Q: The head of a company called Mahindra & Mahindra was telling us that when they advertised tractors abroad in the USA, people asked why should we want to buy tractors made in India because we have got the big farms and the big tractors. But he said, they are smart tractors, they come from the country where the people are smart!

Kotler: That is a very good branding idea because Indian people are well educated and very smart and everyone knows that.

Bala: You can also embed a smart-chip if you want to have a customised kind of a product - that and this particular seat can be adjusted to whoever is sitting on the tractor, whether he is a lefthander or a right-hander - all those things can be programmed in. So, it is not only a tractor, it is embedded manufacturing. I think you are right, we should market smartness, put the 'smart' word upfront - just like Swiss cheese or German engineering, let us say 'Smart India'.

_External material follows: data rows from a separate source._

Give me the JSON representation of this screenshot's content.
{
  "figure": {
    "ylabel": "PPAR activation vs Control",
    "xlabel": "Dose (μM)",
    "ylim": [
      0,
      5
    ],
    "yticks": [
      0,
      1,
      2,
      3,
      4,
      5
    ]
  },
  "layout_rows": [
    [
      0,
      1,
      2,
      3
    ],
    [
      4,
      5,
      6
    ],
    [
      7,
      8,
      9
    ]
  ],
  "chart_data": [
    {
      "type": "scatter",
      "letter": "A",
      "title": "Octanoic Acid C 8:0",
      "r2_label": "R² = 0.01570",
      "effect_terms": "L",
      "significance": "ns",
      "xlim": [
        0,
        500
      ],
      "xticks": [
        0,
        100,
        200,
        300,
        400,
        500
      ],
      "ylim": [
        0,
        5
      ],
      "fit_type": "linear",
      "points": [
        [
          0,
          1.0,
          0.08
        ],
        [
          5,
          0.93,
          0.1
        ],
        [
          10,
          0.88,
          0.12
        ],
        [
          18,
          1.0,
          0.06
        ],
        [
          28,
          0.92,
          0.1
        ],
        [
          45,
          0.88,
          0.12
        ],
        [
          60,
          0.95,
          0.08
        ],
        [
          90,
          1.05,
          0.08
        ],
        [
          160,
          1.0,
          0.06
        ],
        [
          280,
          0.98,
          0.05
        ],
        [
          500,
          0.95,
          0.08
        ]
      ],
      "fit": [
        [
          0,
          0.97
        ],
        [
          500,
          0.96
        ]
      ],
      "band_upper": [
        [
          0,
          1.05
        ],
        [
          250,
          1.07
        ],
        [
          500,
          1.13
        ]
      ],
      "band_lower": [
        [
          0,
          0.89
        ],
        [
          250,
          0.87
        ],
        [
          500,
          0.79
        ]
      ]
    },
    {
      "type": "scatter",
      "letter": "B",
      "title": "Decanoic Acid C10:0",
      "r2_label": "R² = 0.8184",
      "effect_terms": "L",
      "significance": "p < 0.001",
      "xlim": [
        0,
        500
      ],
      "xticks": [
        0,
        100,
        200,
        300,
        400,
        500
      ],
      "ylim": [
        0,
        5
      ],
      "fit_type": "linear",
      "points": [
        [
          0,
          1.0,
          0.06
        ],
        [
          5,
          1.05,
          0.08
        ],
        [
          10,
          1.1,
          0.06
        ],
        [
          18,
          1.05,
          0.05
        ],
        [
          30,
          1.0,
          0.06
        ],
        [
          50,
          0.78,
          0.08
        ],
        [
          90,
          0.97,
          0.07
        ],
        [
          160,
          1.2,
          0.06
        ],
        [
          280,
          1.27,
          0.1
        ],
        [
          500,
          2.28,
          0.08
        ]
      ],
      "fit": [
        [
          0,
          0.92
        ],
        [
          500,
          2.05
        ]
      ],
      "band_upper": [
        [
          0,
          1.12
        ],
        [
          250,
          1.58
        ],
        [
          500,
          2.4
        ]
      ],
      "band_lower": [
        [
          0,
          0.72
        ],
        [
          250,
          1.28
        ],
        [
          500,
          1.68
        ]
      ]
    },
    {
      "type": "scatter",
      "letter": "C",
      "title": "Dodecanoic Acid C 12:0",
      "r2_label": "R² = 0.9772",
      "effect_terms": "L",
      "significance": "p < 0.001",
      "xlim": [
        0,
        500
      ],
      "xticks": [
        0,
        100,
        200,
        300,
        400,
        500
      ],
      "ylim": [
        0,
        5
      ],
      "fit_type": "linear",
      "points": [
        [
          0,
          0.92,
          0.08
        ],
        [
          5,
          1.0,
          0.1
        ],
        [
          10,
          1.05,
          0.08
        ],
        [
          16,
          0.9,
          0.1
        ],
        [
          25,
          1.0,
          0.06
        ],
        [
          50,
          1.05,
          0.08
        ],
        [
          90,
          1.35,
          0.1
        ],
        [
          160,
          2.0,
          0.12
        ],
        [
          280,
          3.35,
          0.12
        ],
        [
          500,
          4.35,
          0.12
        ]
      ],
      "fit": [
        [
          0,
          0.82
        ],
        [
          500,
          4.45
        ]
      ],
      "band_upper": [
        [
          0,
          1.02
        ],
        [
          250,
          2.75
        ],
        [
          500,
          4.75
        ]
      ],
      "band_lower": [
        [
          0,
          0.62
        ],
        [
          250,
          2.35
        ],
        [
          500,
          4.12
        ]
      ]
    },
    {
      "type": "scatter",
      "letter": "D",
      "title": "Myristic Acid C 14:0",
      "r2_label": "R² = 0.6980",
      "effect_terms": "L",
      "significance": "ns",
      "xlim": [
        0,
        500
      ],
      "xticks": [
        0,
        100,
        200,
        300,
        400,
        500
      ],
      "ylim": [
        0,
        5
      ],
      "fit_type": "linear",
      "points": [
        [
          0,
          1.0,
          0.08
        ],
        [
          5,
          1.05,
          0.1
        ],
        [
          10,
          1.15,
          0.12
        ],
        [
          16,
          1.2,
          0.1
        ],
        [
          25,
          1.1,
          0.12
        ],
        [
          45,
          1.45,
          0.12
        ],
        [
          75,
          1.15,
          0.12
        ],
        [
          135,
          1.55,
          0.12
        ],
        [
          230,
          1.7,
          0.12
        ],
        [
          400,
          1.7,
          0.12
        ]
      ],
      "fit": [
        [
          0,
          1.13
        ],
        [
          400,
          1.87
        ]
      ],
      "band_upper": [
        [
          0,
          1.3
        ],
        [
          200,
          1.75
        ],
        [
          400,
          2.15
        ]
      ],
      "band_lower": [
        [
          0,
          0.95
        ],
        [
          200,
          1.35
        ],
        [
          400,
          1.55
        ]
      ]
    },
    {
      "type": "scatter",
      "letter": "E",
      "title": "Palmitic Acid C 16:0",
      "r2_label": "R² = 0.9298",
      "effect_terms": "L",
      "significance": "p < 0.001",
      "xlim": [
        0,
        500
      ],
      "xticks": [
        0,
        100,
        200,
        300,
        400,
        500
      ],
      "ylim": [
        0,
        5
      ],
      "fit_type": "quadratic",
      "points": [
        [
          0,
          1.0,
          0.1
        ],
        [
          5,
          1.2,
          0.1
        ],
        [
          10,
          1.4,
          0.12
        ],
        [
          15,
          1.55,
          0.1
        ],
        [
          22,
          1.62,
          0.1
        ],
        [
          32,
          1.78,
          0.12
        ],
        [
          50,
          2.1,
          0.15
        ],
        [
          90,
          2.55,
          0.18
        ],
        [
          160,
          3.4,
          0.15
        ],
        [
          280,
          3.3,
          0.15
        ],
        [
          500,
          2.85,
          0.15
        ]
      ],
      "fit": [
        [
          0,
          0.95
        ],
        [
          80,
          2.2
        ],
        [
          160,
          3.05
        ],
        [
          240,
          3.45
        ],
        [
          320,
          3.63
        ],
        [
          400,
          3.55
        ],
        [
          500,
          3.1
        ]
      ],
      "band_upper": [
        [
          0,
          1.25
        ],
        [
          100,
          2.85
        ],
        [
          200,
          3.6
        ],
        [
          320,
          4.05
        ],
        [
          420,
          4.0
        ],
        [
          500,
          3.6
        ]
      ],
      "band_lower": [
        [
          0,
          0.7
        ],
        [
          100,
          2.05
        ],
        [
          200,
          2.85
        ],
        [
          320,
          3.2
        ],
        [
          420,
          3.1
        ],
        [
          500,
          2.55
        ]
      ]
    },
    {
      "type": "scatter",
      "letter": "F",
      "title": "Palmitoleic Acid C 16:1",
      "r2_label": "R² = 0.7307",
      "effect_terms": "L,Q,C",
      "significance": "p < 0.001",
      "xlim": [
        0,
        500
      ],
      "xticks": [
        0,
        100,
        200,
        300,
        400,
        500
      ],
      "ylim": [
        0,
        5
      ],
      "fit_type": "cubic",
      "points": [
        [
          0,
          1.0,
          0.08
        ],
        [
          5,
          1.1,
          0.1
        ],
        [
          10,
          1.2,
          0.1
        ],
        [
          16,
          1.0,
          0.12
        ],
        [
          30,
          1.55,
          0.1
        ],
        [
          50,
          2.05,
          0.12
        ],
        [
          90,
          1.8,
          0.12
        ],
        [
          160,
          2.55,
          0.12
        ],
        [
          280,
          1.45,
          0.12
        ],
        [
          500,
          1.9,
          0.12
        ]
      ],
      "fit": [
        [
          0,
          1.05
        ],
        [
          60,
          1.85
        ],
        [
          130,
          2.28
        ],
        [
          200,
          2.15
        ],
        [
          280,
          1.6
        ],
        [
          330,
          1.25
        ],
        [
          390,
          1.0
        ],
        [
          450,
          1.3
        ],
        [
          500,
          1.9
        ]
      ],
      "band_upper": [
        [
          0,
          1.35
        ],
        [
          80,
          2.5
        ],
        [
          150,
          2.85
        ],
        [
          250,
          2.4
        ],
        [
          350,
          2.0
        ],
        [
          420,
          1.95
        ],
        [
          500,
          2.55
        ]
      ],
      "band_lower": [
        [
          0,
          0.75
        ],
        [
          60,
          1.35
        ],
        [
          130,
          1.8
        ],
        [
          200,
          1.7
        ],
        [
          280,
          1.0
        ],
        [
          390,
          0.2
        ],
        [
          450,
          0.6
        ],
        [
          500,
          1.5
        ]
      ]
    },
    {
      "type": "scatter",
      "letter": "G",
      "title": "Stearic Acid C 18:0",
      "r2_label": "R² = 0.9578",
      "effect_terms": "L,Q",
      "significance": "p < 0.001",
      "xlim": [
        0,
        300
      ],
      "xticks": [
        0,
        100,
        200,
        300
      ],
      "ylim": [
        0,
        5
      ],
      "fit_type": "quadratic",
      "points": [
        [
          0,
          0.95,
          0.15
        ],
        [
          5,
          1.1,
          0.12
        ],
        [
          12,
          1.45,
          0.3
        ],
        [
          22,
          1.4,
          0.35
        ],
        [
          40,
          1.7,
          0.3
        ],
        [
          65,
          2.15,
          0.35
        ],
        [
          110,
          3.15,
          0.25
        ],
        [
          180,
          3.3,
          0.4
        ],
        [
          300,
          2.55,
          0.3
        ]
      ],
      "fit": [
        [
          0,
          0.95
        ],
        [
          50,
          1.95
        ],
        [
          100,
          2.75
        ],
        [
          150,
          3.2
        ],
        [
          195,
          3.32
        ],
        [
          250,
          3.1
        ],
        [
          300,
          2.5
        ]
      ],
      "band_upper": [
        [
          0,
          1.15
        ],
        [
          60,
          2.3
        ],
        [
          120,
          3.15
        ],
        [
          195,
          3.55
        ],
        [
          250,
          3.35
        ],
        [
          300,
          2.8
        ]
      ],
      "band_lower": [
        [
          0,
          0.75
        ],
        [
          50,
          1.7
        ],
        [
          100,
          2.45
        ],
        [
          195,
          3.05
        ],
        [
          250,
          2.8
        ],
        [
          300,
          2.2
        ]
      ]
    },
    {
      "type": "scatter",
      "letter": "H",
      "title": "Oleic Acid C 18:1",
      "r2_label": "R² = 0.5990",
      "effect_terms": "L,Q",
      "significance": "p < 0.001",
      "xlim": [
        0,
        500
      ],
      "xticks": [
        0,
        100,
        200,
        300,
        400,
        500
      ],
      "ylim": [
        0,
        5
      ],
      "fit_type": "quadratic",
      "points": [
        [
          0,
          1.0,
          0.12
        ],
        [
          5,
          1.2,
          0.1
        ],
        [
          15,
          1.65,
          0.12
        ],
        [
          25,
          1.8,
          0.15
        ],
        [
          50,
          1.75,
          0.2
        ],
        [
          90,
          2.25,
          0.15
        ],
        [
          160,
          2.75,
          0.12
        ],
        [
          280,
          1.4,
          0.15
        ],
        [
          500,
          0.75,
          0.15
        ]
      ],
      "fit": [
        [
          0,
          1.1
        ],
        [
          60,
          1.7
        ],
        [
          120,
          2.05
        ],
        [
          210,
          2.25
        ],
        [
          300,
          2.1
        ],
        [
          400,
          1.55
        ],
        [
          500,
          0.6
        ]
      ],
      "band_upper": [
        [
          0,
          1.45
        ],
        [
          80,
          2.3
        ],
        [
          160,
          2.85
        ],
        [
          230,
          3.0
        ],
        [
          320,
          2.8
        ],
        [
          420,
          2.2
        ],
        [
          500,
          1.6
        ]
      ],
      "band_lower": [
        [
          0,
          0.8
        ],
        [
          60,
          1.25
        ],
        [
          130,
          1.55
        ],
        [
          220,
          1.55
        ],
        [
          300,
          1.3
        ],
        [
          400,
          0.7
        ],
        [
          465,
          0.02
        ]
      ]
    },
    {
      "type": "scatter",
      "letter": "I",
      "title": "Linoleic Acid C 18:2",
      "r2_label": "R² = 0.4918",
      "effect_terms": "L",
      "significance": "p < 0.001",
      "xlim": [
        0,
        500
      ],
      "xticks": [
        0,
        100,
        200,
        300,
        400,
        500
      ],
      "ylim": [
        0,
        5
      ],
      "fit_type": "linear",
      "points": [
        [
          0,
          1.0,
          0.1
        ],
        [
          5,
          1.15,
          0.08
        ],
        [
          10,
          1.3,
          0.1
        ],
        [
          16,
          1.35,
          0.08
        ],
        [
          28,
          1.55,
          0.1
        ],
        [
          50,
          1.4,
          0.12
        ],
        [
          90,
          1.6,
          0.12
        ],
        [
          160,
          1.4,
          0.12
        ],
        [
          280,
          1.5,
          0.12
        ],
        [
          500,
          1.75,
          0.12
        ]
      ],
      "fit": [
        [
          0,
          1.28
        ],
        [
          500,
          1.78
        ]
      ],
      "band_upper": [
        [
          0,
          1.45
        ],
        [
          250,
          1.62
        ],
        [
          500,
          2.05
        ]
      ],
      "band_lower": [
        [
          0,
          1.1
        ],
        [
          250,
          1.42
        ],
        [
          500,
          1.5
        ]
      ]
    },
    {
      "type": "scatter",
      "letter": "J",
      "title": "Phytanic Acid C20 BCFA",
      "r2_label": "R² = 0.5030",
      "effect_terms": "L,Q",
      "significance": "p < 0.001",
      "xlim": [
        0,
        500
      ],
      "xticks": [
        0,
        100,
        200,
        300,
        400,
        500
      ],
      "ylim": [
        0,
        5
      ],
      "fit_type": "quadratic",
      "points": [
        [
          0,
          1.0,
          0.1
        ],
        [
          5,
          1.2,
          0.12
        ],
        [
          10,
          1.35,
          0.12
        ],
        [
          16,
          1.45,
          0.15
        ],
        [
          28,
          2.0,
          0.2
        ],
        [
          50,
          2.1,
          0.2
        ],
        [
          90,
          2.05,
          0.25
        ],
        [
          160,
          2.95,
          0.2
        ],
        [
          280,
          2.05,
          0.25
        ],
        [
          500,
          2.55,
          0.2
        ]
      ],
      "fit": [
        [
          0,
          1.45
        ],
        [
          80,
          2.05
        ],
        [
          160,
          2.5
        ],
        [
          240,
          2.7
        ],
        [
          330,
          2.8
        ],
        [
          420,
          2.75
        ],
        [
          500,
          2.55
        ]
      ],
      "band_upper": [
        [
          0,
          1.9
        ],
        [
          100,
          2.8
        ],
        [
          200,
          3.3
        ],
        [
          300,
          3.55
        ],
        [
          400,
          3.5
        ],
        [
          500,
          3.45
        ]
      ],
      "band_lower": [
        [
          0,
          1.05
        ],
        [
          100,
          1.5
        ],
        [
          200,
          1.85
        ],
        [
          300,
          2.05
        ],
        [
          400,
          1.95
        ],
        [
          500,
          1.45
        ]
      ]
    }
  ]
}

Bhat: In fact, Dr Kotler there is one idea which actually Kishore (Biyani) was talking about, that there are a lot of home grown brand categories in India, which is in a way is embedded in the minds of Indian consumers ? like Lucknowi kurtas

Biyani: It is embedded from the point of origin. They are big brands in India and all women identify with that kind of brand.

Q: Is that an opportunity that you think people are missing out?

Kotler: Some people say it's so expensive to brand because you are have to buy mass advertising, which is expensive. But many products make it without any of that because the word-of-mouth travels when it's really something new and something good, and so you can create a little buzz and all that. Don't worry in trying to build strong awareness of what you have got at too great a cost, because it can be done at lower cost as well.